L'immunité adaptative apporte ce que l'innée ne sait pas faire : une spécificité fine et une mémoire. Ce chapitre explique comment la diversité des récepteurs est engendrée, comment un lymphocyte T ou B est activé, comment naissent les plasmocytes et les cellules mémoire, et pourquoi la réponse secondaire est si supérieure à la primaire. La comparaison réponse primaire / réponse secondaire est un sujet d'examen récurrent.
1. Les quatre caractéristiques de la réponse adaptative
La réponse adaptative se définit par quatre propriétés. La spécificité : chaque lymphocyte porte un récepteur unique dirigé contre un épitope donné. La diversité : le répertoire total couvre un nombre immense de spécificités différentes. La mémoire : la persistance de cellules mémoire rend la seconde rencontre plus efficace. La tolérance au soi : les clones auto-réactifs sont normalement éliminés ou contrôlés. Elle se décline en deux branches : l'immunité humorale, portée par les lymphocytes B et les anticorps, efficace contre les agents extracellulaires ; l'immunité à médiation cellulaire, portée par les lymphocytes T, indispensable contre les agents intracellulaires.

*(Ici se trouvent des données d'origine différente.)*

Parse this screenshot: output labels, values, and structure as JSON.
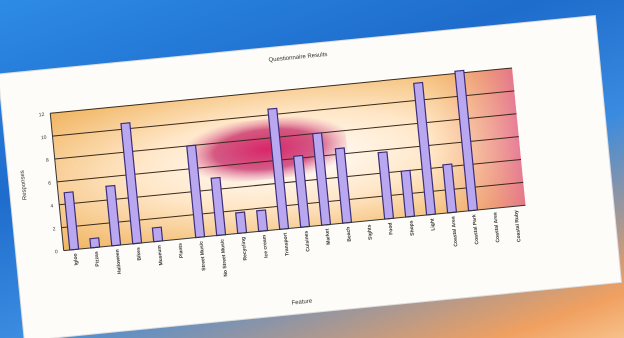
{
  "chart_data": {
    "type": "bar",
    "title": "Questionnaire Results",
    "xlabel": "Feature",
    "ylabel": "Responses",
    "ylim": [
      0,
      12
    ],
    "yticks": [
      0,
      2,
      4,
      6,
      8,
      10,
      12
    ],
    "grid": true,
    "categories": [
      "Igloo",
      "Pizzas",
      "Halloween",
      "Bikes",
      "Museum",
      "Plants",
      "Street Music",
      "No Street Music",
      "Recycling",
      "Ice cream",
      "Transport",
      "Cuisines",
      "Market",
      "Beach",
      "Sights",
      "Food",
      "Shops",
      "Light",
      "Coastal Area",
      "Coastal Park",
      "Coastal Area",
      "Coastal Ruby"
    ],
    "values": [
      5.0,
      0.8,
      5.2,
      10.5,
      1.2,
      0,
      8.0,
      5.0,
      1.8,
      1.8,
      10.5,
      6.2,
      8.0,
      6.5,
      0,
      5.8,
      4.0,
      11.5,
      4.2,
      12.2,
      0,
      0
    ],
    "colors": {
      "bar": "#b9a8f0",
      "bar_edge": "#3b2d7a",
      "plot_outer": "#f2c070",
      "plot_center": "#ffffff",
      "plot_highlight": "#c2185b",
      "sheet": "#fdfcf8"
    }
  }
}
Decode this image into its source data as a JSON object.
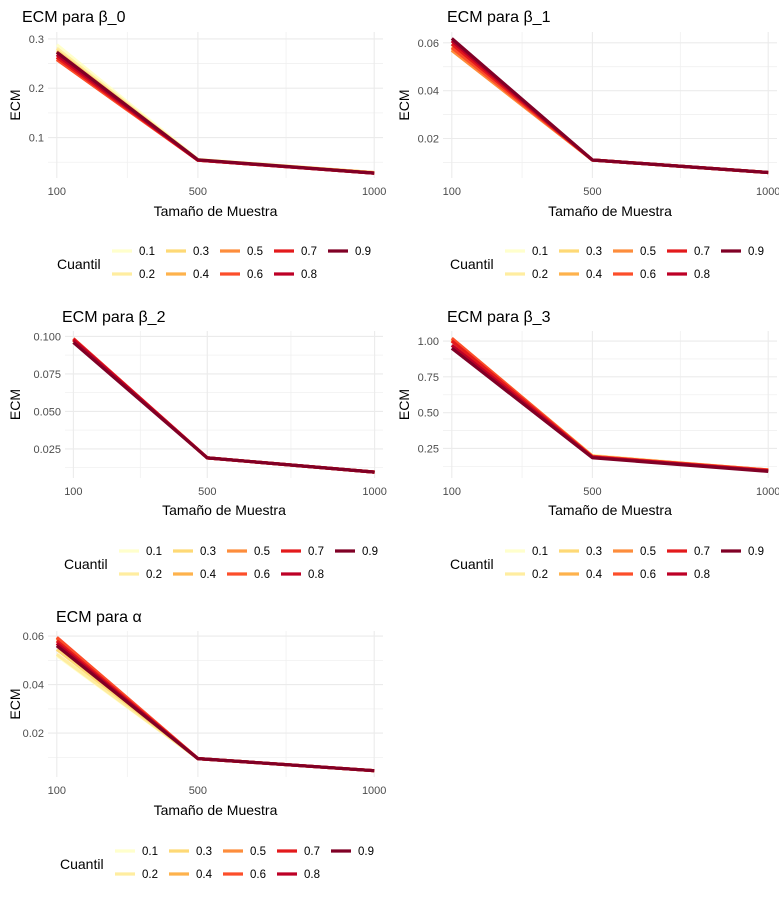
{
  "colors": {
    "0.1": "#FFFFCC",
    "0.2": "#FFEDA0",
    "0.3": "#FED976",
    "0.4": "#FEB24C",
    "0.5": "#FD8D3C",
    "0.6": "#FC4E2A",
    "0.7": "#E31A1C",
    "0.8": "#BD0026",
    "0.9": "#800026"
  },
  "legend": {
    "title": "Cuantil",
    "levels": [
      "0.1",
      "0.2",
      "0.3",
      "0.4",
      "0.5",
      "0.6",
      "0.7",
      "0.8",
      "0.9"
    ]
  },
  "chart_data": [
    {
      "type": "line",
      "title": "ECM para β_0",
      "xlabel": "Tamaño de Muestra",
      "ylabel": "ECM",
      "x": [
        100,
        500,
        1000
      ],
      "x_ticks": [
        "100",
        "500",
        "1000"
      ],
      "y_ticks": [
        "0.1",
        "0.2",
        "0.3"
      ],
      "xlim": [
        75,
        1025
      ],
      "ylim": [
        0.018,
        0.314
      ],
      "grid": true,
      "legend_position": "bottom",
      "series": [
        {
          "name": "0.1",
          "values": [
            0.288,
            0.056,
            0.029
          ]
        },
        {
          "name": "0.2",
          "values": [
            0.281,
            0.055,
            0.029
          ]
        },
        {
          "name": "0.3",
          "values": [
            0.276,
            0.055,
            0.029
          ]
        },
        {
          "name": "0.4",
          "values": [
            0.268,
            0.054,
            0.029
          ]
        },
        {
          "name": "0.5",
          "values": [
            0.262,
            0.054,
            0.028
          ]
        },
        {
          "name": "0.6",
          "values": [
            0.258,
            0.054,
            0.028
          ]
        },
        {
          "name": "0.7",
          "values": [
            0.263,
            0.054,
            0.028
          ]
        },
        {
          "name": "0.8",
          "values": [
            0.268,
            0.054,
            0.028
          ]
        },
        {
          "name": "0.9",
          "values": [
            0.273,
            0.055,
            0.028
          ]
        }
      ]
    },
    {
      "type": "line",
      "title": "ECM para β_1",
      "xlabel": "Tamaño de Muestra",
      "ylabel": "ECM",
      "x": [
        100,
        500,
        1000
      ],
      "x_ticks": [
        "100",
        "500",
        "1000"
      ],
      "y_ticks": [
        "0.02",
        "0.04",
        "0.06"
      ],
      "xlim": [
        75,
        1025
      ],
      "ylim": [
        0.0035,
        0.0645
      ],
      "grid": true,
      "legend_position": "bottom",
      "series": [
        {
          "name": "0.1",
          "values": [
            0.0605,
            0.011,
            0.0058
          ]
        },
        {
          "name": "0.2",
          "values": [
            0.0595,
            0.011,
            0.0058
          ]
        },
        {
          "name": "0.3",
          "values": [
            0.0585,
            0.011,
            0.0058
          ]
        },
        {
          "name": "0.4",
          "values": [
            0.0575,
            0.011,
            0.0058
          ]
        },
        {
          "name": "0.5",
          "values": [
            0.0568,
            0.011,
            0.0058
          ]
        },
        {
          "name": "0.6",
          "values": [
            0.058,
            0.011,
            0.0058
          ]
        },
        {
          "name": "0.7",
          "values": [
            0.0595,
            0.011,
            0.0058
          ]
        },
        {
          "name": "0.8",
          "values": [
            0.0608,
            0.011,
            0.0058
          ]
        },
        {
          "name": "0.9",
          "values": [
            0.0618,
            0.011,
            0.0058
          ]
        }
      ]
    },
    {
      "type": "line",
      "title": "ECM para β_2",
      "xlabel": "Tamaño de Muestra",
      "ylabel": "ECM",
      "x": [
        100,
        500,
        1000
      ],
      "x_ticks": [
        "100",
        "500",
        "1000"
      ],
      "y_ticks": [
        "0.025",
        "0.050",
        "0.075",
        "0.100"
      ],
      "xlim": [
        75,
        1025
      ],
      "ylim": [
        0.0056,
        0.1036
      ],
      "grid": true,
      "legend_position": "bottom",
      "series": [
        {
          "name": "0.1",
          "values": [
            0.097,
            0.019,
            0.0095
          ]
        },
        {
          "name": "0.2",
          "values": [
            0.0972,
            0.019,
            0.0095
          ]
        },
        {
          "name": "0.3",
          "values": [
            0.0975,
            0.019,
            0.0095
          ]
        },
        {
          "name": "0.4",
          "values": [
            0.0978,
            0.019,
            0.0095
          ]
        },
        {
          "name": "0.5",
          "values": [
            0.098,
            0.019,
            0.0095
          ]
        },
        {
          "name": "0.6",
          "values": [
            0.0985,
            0.019,
            0.0095
          ]
        },
        {
          "name": "0.7",
          "values": [
            0.0983,
            0.019,
            0.0095
          ]
        },
        {
          "name": "0.8",
          "values": [
            0.0975,
            0.019,
            0.0095
          ]
        },
        {
          "name": "0.9",
          "values": [
            0.096,
            0.019,
            0.0095
          ]
        }
      ]
    },
    {
      "type": "line",
      "title": "ECM para β_3",
      "xlabel": "Tamaño de Muestra",
      "ylabel": "ECM",
      "x": [
        100,
        500,
        1000
      ],
      "x_ticks": [
        "100",
        "500",
        "1000"
      ],
      "y_ticks": [
        "0.25",
        "0.50",
        "0.75",
        "1.00"
      ],
      "xlim": [
        75,
        1025
      ],
      "ylim": [
        0.044,
        1.07
      ],
      "grid": true,
      "legend_position": "bottom",
      "series": [
        {
          "name": "0.1",
          "values": [
            1.02,
            0.2,
            0.1
          ]
        },
        {
          "name": "0.2",
          "values": [
            1.01,
            0.2,
            0.1
          ]
        },
        {
          "name": "0.3",
          "values": [
            1.0,
            0.195,
            0.1
          ]
        },
        {
          "name": "0.4",
          "values": [
            1.005,
            0.195,
            0.1
          ]
        },
        {
          "name": "0.5",
          "values": [
            1.01,
            0.195,
            0.1
          ]
        },
        {
          "name": "0.6",
          "values": [
            1.02,
            0.195,
            0.1
          ]
        },
        {
          "name": "0.7",
          "values": [
            1.0,
            0.19,
            0.095
          ]
        },
        {
          "name": "0.8",
          "values": [
            0.97,
            0.19,
            0.095
          ]
        },
        {
          "name": "0.9",
          "values": [
            0.95,
            0.185,
            0.09
          ]
        }
      ]
    },
    {
      "type": "line",
      "title": "ECM para α",
      "xlabel": "Tamaño de Muestra",
      "ylabel": "ECM",
      "x": [
        100,
        500,
        1000
      ],
      "x_ticks": [
        "100",
        "500",
        "1000"
      ],
      "y_ticks": [
        "0.02",
        "0.04",
        "0.06"
      ],
      "xlim": [
        75,
        1025
      ],
      "ylim": [
        0.0019,
        0.0621
      ],
      "grid": true,
      "legend_position": "bottom",
      "series": [
        {
          "name": "0.1",
          "values": [
            0.052,
            0.0095,
            0.0045
          ]
        },
        {
          "name": "0.2",
          "values": [
            0.0525,
            0.0095,
            0.0045
          ]
        },
        {
          "name": "0.3",
          "values": [
            0.0545,
            0.0095,
            0.0045
          ]
        },
        {
          "name": "0.4",
          "values": [
            0.057,
            0.0095,
            0.0045
          ]
        },
        {
          "name": "0.5",
          "values": [
            0.059,
            0.0095,
            0.0045
          ]
        },
        {
          "name": "0.6",
          "values": [
            0.0595,
            0.0095,
            0.0045
          ]
        },
        {
          "name": "0.7",
          "values": [
            0.058,
            0.0095,
            0.0045
          ]
        },
        {
          "name": "0.8",
          "values": [
            0.057,
            0.0095,
            0.0045
          ]
        },
        {
          "name": "0.9",
          "values": [
            0.056,
            0.0095,
            0.0045
          ]
        }
      ]
    }
  ]
}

2. La génération de la diversité : recombinaison V(D)J
La diversité des récepteurs n'est pas codée telle quelle dans le génome : elle est engendrée par la recombinaison somatique V(D)J, découverte par Tonegawa. Dans chaque lymphocyte en développement, un segment V (variable), un segment D (diversité, présent pour la chaîne lourde des Ig et la chaîne β du TCR) et un segment J (jonction) sont assemblés au hasard par les recombinases RAG-1 et RAG-2. Trois mécanismes multiplient encore la diversité : la combinatoire des segments, l'imprécision jonctionnelle avec addition de nucléotides N par la TdT, et l'association aléatoire des deux chaînes du récepteur. Le principe d'exclusion allélique garantit qu'un lymphocyte n'exprime qu'une seule spécificité.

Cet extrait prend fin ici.